Saturday, July 13, 2013

Stereotypes save time, but . . .



Two similar experiences today got me thinking, and of course that often leads to a blog post.  The experiences were about stereotypes.  The scientific version of stereotypes is that the brain is wired to consolidate how we store memories to save time and storage space.  We save something like a statistical average of similar experiences.  Anything that is true of many members of a group becomes our mental model of the whole group.  Unless a particular individual is important to us, we forget most of the details about them and just use the average – the stereotype.  It makes sense adaptively when you think about survival over the past millennia of evolution.  But today, it leads to jumping to unconscious assumptions about groups (like race, occupation, or height) that may not fit many individual members of that group.

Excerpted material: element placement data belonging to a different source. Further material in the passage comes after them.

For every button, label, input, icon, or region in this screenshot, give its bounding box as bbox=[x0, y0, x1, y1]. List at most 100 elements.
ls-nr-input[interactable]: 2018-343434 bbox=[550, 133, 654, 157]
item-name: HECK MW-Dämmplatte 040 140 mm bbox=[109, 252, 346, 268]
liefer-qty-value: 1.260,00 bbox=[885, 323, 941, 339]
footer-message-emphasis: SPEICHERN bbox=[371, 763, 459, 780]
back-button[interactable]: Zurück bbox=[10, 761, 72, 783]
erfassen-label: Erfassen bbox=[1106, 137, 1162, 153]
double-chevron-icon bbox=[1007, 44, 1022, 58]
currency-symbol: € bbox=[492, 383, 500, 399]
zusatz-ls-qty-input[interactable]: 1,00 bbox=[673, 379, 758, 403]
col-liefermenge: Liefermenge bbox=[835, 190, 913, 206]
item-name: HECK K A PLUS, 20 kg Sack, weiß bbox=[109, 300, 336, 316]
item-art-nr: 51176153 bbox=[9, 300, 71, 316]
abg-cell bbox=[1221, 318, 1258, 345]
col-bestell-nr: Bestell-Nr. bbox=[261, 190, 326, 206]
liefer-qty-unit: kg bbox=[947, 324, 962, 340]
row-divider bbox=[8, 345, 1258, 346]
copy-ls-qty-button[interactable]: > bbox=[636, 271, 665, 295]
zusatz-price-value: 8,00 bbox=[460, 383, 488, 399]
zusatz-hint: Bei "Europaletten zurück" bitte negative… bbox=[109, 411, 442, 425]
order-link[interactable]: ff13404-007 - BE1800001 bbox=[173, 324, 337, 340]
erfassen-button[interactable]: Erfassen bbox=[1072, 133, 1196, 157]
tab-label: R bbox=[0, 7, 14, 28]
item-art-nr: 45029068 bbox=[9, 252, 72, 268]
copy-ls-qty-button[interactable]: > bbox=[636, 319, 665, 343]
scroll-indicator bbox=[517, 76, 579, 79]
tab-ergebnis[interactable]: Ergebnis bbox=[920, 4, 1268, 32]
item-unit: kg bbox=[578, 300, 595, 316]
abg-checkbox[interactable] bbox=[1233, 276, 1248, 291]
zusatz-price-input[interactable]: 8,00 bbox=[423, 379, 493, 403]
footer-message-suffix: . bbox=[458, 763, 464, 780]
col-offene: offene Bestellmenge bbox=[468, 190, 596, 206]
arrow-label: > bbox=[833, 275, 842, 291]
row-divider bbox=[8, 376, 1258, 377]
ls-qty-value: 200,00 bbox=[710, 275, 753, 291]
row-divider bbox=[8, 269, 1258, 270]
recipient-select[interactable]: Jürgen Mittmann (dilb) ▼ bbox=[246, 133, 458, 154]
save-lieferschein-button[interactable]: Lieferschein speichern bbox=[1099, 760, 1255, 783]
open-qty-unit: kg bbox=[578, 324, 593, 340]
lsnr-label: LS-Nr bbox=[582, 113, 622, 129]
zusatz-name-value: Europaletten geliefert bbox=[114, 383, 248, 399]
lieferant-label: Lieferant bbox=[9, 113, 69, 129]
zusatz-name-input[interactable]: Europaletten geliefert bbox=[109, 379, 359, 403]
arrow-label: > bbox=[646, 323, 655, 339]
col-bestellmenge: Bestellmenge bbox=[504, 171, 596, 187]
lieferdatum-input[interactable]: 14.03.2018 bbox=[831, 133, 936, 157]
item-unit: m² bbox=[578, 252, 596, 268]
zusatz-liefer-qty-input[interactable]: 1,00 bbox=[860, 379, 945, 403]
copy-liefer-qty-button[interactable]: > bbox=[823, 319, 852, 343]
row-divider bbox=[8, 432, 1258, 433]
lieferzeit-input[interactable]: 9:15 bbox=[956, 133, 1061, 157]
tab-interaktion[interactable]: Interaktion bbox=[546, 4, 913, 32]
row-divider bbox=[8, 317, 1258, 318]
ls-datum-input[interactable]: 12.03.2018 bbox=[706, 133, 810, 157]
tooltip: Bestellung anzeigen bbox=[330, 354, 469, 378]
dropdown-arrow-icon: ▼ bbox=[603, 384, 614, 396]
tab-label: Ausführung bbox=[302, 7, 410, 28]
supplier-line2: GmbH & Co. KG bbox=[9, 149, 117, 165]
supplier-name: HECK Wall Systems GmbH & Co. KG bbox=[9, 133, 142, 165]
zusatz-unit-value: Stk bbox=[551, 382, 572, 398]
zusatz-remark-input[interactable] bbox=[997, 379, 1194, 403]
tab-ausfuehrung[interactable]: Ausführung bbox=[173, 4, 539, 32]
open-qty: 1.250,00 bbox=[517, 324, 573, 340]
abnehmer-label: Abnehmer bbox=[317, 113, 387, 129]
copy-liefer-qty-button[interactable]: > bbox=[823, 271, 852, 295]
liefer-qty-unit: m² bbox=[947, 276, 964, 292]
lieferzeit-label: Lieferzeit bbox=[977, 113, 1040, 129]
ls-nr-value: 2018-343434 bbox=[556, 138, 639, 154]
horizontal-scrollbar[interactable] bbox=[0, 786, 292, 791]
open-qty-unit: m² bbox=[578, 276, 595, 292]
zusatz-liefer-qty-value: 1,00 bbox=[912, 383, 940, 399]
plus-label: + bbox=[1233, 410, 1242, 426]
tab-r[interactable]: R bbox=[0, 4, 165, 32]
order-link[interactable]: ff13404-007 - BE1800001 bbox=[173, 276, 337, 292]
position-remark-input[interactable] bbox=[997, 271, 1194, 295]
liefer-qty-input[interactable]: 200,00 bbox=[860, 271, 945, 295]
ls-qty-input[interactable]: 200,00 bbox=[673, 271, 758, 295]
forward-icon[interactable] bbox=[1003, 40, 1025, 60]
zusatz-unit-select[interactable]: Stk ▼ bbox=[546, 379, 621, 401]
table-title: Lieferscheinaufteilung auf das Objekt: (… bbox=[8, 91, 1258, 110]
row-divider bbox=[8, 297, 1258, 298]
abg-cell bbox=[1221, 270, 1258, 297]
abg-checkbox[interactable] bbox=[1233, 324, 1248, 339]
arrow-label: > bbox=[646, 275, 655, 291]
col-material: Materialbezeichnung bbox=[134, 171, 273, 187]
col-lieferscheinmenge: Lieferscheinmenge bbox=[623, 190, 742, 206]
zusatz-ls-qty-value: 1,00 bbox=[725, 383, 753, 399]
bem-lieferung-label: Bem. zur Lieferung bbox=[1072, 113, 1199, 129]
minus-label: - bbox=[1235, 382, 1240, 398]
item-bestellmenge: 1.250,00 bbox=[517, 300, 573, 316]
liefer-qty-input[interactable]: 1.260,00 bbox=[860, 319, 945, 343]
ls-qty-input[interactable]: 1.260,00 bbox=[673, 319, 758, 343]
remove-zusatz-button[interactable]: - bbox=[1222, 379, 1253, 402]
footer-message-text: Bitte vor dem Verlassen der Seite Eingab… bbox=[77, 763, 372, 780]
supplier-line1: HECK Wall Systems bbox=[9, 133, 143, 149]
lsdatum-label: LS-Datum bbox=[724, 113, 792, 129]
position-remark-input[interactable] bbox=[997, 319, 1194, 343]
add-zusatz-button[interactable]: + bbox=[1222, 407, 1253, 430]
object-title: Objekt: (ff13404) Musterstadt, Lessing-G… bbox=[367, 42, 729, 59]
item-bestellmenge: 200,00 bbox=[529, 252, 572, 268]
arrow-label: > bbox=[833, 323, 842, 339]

The first experience was listening to this TED talk this morning.  In it, a doctor describes two very different reactions he had to two patients in the ER.  The first was a cancer patient who was dying.  He felt overwhelmed with compassion.  The cancer was not her fault and it was terrible that life had dealt her this unfair early death.  He went out of his way to make her as comfortable as possible.  The second patient was an obese woman with Type II diabetes and for whom he had to amputate a foot.  He felt contempt for this patient.  If she had just cared a little more, exercised a little more, ate a little less, she could have avoided this fate.  Then, a few years later, he came to understand that we have more control over our susceptibility to cancer than we thought, and we actually have a lot less control over many kinds of obesity.  In tears, he described how much he wishes he could go back in time and apologize to the diabetic patient, not because he gave her insufficient medical care, but because he failed as a human.  His stereotypes about cancer and obesity led him to jump to conclusions that were not correct.

The second experience was standing in line at the supermarket.  In front of me was an obese woman who was purchasing 100 cans of cat food, four large bags of chips, and a gallon of ice cream.  I couldn’t help but notice how quickly my brain jumped to the stereotype of the “cat lady” even though I knew nothing about her.  I could image her living in a dark apartment with a dozen cats, no human friends, and the neighborhood kids ringing her doorbell and running.  As a Human Factors geek, my thoughts were about the speed and ease with which my brain jumped to the stereotype rather than any kind of contempt like the doctor had.  But still, very similar.

So where does this leave me on a cool (for July) Saturday afternoon when I have much better things to do than sit in front of my computer (I bet that activated a stereotype in your head !!!)?  I think this is a case for metacognition to the rescue.  Metacognition is the ability to monitor your own thinking with the intention to improve your situation awareness, decision making, and problem solving.  If we can recognize when a stereotype is leading us to a conclusion that may not be appropriate for this situation, perhaps we can take a step back and look for real evidence.  But only if we know it is happening, which means we need to accept the fact that

a) we have stereotypes
b) our stereotypes are often wrong (too positive for in-groups, negative for out-groups)
c) it is worth the time to get it right in whatever situation we are in
d) we can practice the metacognitive skills needed to recognize this when it is happening.